Costa Rica: A Beautiful Accident

I ended up in Costa Rica for Summer 2 almost entirely by accident.  In late January, I decided I wanted to go to Sao Paulo, Brazil for the Emerging Market program.  I wrote an application essay, highlighting my goal of being “a global leader” in the business world, whatever that actually means, and I filed all necessary paperwork. Then in mid-March, I received an email saying the study abroad office had “to cancel this Summer 2’s Emerging Markets program due to low enrollment.”  Although I was frustrated by this news, the study abroad office assured me they could easily switch my application and place me in another program.  I was left with a few choices at various European Universities and a sustainability program in Costa Rica at a place called “Earth University.”

Although I had no prior coursework or applicable experience in sustainability or agribusiness, agricultural business for the uninitiated, I relished the opportunity to jump headfirst into a new topic and step out of my comfort zone. Although this idea of stepping out of your comfort zone in the context of university study abroad programs is cliché, my time in Costa Rica truly helped me grow academically, professionally, and personally. The program was organized as a series of three to four day crash courses in different topics that Earth University professors specialized in. These crash courses consisted of a combination of lectures, group discussions, student presentations, and, most importantly, fieldwork.  We covered a range of topics including: community sustainability initiatives, carbon accounting, agribusiness development, solid waste management, and wastewater treatment.
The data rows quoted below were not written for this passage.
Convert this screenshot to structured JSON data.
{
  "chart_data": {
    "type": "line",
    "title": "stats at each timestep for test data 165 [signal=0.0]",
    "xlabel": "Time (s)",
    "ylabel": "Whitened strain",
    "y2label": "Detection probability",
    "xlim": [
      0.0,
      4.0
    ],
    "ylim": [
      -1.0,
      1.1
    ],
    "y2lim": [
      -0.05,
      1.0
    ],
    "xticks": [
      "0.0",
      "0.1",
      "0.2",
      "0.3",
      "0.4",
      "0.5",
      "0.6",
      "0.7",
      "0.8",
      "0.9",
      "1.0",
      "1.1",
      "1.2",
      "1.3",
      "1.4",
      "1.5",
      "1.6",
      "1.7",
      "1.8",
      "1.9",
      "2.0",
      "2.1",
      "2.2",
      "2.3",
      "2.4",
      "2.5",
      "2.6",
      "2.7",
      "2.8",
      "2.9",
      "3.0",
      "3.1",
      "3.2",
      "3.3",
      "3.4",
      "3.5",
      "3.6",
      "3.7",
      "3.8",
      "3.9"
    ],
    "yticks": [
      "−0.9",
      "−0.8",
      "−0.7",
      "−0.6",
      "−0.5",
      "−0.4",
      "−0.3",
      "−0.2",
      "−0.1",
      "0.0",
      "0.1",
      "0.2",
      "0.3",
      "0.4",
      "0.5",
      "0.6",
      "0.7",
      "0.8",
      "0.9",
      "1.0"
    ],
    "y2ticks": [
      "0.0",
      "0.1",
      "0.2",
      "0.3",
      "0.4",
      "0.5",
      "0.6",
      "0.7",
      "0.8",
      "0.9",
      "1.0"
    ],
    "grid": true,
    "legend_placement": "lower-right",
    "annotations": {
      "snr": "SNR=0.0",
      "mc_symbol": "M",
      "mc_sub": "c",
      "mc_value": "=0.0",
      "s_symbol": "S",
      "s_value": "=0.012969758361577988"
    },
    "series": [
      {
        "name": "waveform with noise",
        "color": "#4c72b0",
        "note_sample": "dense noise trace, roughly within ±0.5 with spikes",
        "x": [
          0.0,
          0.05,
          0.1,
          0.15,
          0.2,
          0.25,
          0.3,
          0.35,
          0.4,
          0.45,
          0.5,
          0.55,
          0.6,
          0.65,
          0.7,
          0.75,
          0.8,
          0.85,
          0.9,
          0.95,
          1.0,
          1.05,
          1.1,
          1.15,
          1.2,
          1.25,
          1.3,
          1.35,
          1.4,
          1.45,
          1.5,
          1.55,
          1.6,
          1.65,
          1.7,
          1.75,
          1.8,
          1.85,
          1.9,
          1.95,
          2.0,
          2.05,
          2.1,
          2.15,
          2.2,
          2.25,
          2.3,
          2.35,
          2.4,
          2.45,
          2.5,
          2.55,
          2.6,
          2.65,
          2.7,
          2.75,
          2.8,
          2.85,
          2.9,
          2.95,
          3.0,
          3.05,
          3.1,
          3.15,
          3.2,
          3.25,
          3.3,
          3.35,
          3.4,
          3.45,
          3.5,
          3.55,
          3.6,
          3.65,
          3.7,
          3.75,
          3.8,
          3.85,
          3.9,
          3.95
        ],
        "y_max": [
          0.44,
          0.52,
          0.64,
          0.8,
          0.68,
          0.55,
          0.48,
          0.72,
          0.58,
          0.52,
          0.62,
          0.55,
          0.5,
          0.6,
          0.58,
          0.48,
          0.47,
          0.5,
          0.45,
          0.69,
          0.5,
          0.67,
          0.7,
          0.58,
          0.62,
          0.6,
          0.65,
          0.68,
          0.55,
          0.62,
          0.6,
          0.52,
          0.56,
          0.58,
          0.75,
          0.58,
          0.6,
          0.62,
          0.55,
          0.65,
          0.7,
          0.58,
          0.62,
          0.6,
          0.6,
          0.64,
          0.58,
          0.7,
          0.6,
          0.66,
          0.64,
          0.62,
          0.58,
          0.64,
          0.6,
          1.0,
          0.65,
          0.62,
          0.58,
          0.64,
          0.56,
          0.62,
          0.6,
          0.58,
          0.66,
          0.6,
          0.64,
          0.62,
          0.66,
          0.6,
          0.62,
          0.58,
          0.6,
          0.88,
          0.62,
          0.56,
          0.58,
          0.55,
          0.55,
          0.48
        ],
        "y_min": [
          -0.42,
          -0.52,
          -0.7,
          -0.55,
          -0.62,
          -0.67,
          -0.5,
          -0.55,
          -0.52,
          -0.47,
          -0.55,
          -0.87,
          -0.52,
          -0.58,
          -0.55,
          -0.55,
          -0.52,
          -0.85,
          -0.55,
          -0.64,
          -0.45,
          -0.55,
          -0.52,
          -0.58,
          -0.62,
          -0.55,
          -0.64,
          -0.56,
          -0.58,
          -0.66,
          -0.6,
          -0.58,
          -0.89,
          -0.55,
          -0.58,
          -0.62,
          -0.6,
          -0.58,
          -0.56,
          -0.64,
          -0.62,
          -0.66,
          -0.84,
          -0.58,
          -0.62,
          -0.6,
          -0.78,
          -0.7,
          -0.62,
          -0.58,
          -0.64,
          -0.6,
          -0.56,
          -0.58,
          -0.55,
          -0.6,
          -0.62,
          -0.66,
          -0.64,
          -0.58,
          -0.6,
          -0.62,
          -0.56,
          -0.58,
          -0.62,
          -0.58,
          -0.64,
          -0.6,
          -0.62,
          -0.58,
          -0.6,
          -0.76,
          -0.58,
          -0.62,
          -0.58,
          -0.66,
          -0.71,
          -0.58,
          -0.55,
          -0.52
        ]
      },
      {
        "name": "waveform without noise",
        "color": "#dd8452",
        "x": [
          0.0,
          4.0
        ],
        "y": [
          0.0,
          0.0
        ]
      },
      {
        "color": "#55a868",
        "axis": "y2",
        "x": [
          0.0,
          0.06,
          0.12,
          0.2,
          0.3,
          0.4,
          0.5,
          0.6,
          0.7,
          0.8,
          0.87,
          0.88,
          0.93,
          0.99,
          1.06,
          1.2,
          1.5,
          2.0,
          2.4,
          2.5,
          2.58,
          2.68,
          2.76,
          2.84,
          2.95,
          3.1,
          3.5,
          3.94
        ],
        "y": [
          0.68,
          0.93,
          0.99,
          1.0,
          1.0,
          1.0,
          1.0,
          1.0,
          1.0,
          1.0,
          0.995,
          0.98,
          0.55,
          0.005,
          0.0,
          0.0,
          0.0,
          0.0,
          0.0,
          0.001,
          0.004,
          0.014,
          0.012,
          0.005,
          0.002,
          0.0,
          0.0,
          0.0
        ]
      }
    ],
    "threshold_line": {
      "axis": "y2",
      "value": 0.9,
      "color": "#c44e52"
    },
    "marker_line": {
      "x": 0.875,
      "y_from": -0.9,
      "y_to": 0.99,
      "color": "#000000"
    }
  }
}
In addition to the coursework, we lived with a Costa Rican family where we truly immersed ourselves in the culture.  Through various activities that would be on any tourist’s itinerary, such as zip lining, whitewater rafting, horseback riding, going to the beach, and spending a night in the nation’s capital, San Jose, our homestay experience allowed us to experience it all.  Half of our time was spent traveling around the country for these tourist activities and our coursework, and the other half was spent at the Earth University campus.  During our time on campus, Kent McLoud, the Earth University faculty representative for our program, organized four “language exchange activities over dinner.  In these activities, the other Northeastern students and I were paired with his first-year English language students.  The idea was that we would have the opportunity to practice a little Spanish and the Earth students would conversely speak a little English to us.  After a little initial nervousness and timidity on both sides, we gradually began to develop some rapport with the other students and enjoyed a few hilarious moments of glorious miscommunication.

One such moment occurred when one of the Earth University students asked me in English, “How is your Spanish?”  As was the norm of the exercise, I tried to respond in Spanish, “Mi vocabulario es buen pero,”  I told him, “My vocabulary is good but” then I wanted to continue “My grammar is terrible.”  But I could not come up with the word for grammar at the time.  So I hurriedly asked one of the bilingual Earth students down the table, “What is the word for grammar?”  He says, “Abuela.”  So armed with this new word, I excitedly continue, “Mi abuela es muy terrible.”  As I say this, all the Earth students just start cracking up.  I could not understand why. As anyone with an elementary level of Spanish knows – abuela means grandma; the bilingual student thought I asked how to say grandma.  So I told the students “My vocabulary is good but my grandmother is very terrible.”

It was moments like these, outside of the formal program, that made Costa Rica so enjoyable.  As I look back on my time in Costa Rica, I will probably forget most of the material we covered in the formal program, such as the technique for measuring the C02 in a natural carbon sink.  Yet the moments outside the formal program are the ones that I will never forget. I look back on the day that I was told the original program I wanted would be cancelled, more grateful than ever that I ended up in Costa Rica instead.